A senior Anglican Church leader in Nigeria told the BBC that Christian leaders damaged efforts to combat the threat of Boko Haram due to their failure to engage in dialogue with Muslims.
Nigerian Archbishop Josiah Idowu-Fearon, who is the new secretary-general of the Anglican Communion, told the BBC that Christians had feared the country was being “Islamised”. They believed that Muslim leaders were supporting the militants, he continued.
In the past, Boko Haram has targeted both Muslims and Christians in their efforts to enforce Islamic law in the northern part of Nigeria.
Since the beginning of the groups insurgency in 2009 they have killed about 10,000 people and kidnapped hundreds of women and girls, the BBC reported.
The BBC’s John McManus said that Archbishop Idowu-Fearon has a reputation for promoting dialogue between the Christian and Muslim communities.

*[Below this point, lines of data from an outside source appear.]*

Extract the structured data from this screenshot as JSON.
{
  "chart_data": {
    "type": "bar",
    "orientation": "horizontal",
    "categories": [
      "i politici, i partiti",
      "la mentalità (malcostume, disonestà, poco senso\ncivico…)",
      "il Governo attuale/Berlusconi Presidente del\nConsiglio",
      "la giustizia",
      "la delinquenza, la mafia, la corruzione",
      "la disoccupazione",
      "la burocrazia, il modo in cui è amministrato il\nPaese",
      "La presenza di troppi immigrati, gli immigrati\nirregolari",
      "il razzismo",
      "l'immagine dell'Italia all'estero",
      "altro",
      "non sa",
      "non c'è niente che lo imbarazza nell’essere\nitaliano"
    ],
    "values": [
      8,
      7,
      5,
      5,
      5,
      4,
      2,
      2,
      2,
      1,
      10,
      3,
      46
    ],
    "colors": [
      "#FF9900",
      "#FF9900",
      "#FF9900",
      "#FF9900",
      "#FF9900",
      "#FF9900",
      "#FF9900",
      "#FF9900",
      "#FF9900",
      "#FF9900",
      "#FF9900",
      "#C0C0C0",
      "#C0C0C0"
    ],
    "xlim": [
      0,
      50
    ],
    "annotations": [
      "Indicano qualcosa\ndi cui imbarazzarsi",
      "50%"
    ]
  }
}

The Archbishop told McManus that efforts to preserve peace and open dialogue between the two religious groups were being undermined by some fellow Christians as they were not willing to engage with their Muslim counterparts.
“We warned the leadership in my country, the Christian Association of Nigeria: ‘Let us listen to the Muslim leadership, because the leadership is not in support of Boko Haram.’
“‘Oh no no no,’ they said, ‘they are always deceiving us. They are all the same,'” he said.